Intro: The government needs to have a steely resolve to develop a robust network of roadways and highways for making India a giant global manufacturing hub. It will be one important step in realising the great Indian dream.
India's second tryst with destiny has begun. Under the leadership of Prime Minister Narendra Modi, it has begun its historical ascent to the zenith of progress and glory as ordained by providence. But the journey cannot be and is not smooth. It is an arduous task to rise from one of the poor and underdeveloped countries of the world to a global economic and political superpower. But all high goals, unrealised, half realised or fully realised, begin as dreams. And if one is determined to win, dreams do come true.
India's physical infrastructure is still in poor condition. Roads and highways which are the linking lines of the population of any country need to be adequate to provide proper connectivity to habitation and business centres of the country. To realise this, the country's prime minister under NDA-1, Atal Behari Vajpayee had laid the foundation of a robust roadways and highways infrastructure by conceiving the golden quadrilateral network and building a significant portion of it during his tenure. But over the last eight or nine years, construction of roads and highways infrastructure has deplorably slowed down and can be a hurdle in the kind of economic development that we aspire for.
To speed-up the process, under PM’s leadership, the central government has taken the first step to list down all the points for attracting and encouraging investment, both domestic and foreign in roads and highways infrastructure in India. Potential for returns to business houses investing in these areas has been very succinctly described. But we need to look at some very important issues in this regard before expecting any investment from the domestic private sector or foreign business houses.
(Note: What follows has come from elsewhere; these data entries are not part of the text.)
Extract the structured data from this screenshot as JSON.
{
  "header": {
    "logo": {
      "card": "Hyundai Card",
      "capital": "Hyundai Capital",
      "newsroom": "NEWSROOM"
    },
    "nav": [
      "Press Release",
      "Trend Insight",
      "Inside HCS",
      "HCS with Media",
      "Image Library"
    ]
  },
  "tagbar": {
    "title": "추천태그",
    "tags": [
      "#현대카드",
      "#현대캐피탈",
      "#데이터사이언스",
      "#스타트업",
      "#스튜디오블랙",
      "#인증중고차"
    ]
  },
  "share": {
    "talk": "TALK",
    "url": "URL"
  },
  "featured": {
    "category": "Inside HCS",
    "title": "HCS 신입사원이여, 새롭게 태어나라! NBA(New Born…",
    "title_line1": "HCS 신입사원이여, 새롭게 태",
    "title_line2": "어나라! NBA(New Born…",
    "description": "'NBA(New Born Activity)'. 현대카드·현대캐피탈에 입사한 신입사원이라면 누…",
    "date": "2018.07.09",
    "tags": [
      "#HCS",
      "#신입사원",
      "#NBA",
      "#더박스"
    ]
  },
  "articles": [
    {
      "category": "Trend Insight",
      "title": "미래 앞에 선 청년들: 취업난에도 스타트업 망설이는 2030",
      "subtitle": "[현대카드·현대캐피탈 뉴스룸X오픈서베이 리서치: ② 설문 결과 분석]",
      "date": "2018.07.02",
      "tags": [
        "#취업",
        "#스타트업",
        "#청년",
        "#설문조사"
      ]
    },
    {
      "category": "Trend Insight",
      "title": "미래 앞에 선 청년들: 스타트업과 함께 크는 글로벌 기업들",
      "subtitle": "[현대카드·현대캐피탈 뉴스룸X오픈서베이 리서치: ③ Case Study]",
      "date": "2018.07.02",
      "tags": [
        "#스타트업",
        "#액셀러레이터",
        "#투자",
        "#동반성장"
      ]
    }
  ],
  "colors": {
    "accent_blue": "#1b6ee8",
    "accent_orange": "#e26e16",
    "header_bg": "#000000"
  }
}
Roads and Highways do not require the know-how of high-end technology. India has all the technological knowhow and expertise in this area. Capital is one issue, though the humongous amounts of illegal wealth stashed in India and abroad remains the biggest potential source of capital for infrastructure development for the government of the day. But the most important issue is weakness in project implementation which we seriously need to improve.
Lack of regulatory mechanism in this sector has ensured that construction of roads and highways remains at the mercy of small and medium contractors scattered across the country. These contractors are grossly unorganised and fragmented and cannot be controlled with a tight leash for timely and quality execution of projects in the absence of a sound legal framework and a strong government regulatory structure. The result of working in such an unregulated, unorganised, unstructured and legally slack business environment is there for all of us to see. The projects got inordinately delayed. Many highway projects got stranded. Land acquisition of highway tracts running through states has been a cause of big interruption in work and the consequent delay in project completion. There have been numerous instances of contractors leaving the work midway and fleeing or of local people including ill motivated NGOs obtaining stay orders from local courts for halting work.
It is well known that construction of roads and highways is a low profit margin business. For this reason, construction companies prefer working in real estate sector rather than the less lucrative roads and highways sector. The government needs to look at this aspect seriously and needs to provide a minimum guaranteed return of 15 or 16 percent similar to power generation business. This will also induce capital infusion in highway construction projects. The National Highways Development Authority which has earned an unenviable reputation for corruption and graft needs to be monitored by a regulatory body directly reporting to the PMO. A standing example of this is the case of Satyendra Dubey who was murdered in broad daylight for resisting the designs of the contractor-official caucus.
But the most important bottleneck in sound growth of the roadways infrastructure is the weak legal institutional framework which needs to be strengthened foremost. Making it mandatory for courts to deliver judgements in a time bound manner, and provide speedy justice to new plaintiffs and making judgements binding at various levels from panchayat to the high court are some of the steps that need to be taken to make our legal infrastructure sound and conducive to growth.
In the highways sector, the most important issue that needs to be addressed is the project implementation issue. It will be one important step in realising the great Indian dream.